Long known for its bread, Renaissance has now added to its repertoire pastries, danishes, cakes, cookies, and pies. As part of the new look they moved from a hidden back corner of a North Miami stripmall to a Biscayne Boulevard frontage next to the Roadhouse Grill. The bread is still excellent. The baguettes in particular are chewy and flavorful. But for those who live for dessert, especially chocoholics, take note. Chocolate here comes in cakes, tortes, mousses, croissants, soufflés, and, of course, brownies. One could spend a heavenly day just nibbling the rich chocolate truffle torte accompanied by a steady stream of caffeine. Actually you can. Renaissance has a counter along the wall with seating. The pleasantly low-key staff offers cappuccino, espresso, or just a plain old cup of joe. They are open at 7:30 every morning of the week. For those who commute along Biscayne, what a bakery oasis.
Morton's The Steakhouse
Will Smith's Miami is filled with supermodels in thong bikinis holding fruity drinks with umbrellas in them, dancing salsa. But if you head downtown for lunch at Morton's of Chicago, you find a very different kind of Magic City: corporate executives in tailored Armani sipping martinis, cutting deals to canned, easy-listening jazz. The twenty years this steak house chain has been serving USDA prime porterhouse steaks to movers, shakers and other future heart patients is really something to rap about. Smith might not know to git jiggy with it, but the power suits who make the city run over filet mignon are the ones you want to hear say, "Welcome to Miami."

After an exhausting day of trying on clothes and jewelry, what else could refortify a stalwart shopper but a plate of handmade pasta, a glass of wine, and a simple fish or chicken dish?
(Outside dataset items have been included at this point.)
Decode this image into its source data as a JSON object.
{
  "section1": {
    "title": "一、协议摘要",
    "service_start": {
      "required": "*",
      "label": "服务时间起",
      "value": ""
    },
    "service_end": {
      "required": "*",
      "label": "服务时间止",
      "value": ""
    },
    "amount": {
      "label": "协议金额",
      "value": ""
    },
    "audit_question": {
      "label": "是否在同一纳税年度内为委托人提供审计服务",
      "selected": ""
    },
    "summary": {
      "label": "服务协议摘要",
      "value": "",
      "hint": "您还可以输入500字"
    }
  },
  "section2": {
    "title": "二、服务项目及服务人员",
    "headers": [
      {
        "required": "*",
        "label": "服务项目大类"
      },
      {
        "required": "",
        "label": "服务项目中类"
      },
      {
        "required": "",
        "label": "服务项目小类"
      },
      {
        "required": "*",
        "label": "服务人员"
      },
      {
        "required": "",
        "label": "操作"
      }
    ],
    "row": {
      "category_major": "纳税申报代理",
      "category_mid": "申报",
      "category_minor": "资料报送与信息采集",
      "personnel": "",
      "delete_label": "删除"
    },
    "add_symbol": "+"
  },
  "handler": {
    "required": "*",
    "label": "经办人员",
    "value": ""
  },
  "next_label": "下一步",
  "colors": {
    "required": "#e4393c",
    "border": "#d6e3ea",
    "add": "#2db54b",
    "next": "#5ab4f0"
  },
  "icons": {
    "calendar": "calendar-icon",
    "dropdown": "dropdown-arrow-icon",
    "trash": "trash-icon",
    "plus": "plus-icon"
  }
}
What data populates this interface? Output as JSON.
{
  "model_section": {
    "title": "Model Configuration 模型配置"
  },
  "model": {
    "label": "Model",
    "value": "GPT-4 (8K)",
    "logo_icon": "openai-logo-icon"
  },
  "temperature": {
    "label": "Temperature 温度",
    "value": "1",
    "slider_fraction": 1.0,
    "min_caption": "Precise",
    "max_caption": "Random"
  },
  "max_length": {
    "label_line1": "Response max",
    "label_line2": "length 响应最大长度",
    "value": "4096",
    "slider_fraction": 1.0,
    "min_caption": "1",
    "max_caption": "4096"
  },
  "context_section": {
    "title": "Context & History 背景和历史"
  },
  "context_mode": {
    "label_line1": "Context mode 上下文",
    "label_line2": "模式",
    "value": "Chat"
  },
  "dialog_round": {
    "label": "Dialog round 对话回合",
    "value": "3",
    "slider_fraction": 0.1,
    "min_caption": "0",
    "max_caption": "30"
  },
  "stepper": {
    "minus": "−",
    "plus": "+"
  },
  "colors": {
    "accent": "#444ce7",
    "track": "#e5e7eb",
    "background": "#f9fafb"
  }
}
Wearing Prada pumps and Gucci loafers, many such hungry shoppers wait in line for the superior northern Italian food served up by chef Manuel Poucar. The menu features elegant homemade pastas, pizzas, and, of course, carpaccio in a dozen variations. That delicious pasta may set you back as much as 25 bucks, but hey, other diners could have spent that much on shoestrings.
Give us your guava, your yuca, your cabbage, your corn, your watermelons, your sweet potatoes, your tomatoes, and your avocados. Each morning before dawn, masses of produce vendors huddle with truckers, grocery store owners, and restaurant buyers at Allapattah's so-called terminal market, just north of Jackson Memorial Hospital. The market supplies ingredients for Miami's cornucopia of cultures. Snatches of Spanish, Creole, and island-accented English are heard as vendors proffer exotic fruits, Caribbean tubers, giant bags of Spanish rice, Florida oranges, and Idaho potatoes. Packaged products from around the subtropics can also be found here. So grab a thimbleful of Cuban coffee from the corner cafeteria and stroll these four blocks. Buy some fresh, cheap produce while journeying into the heart and stomach of the city.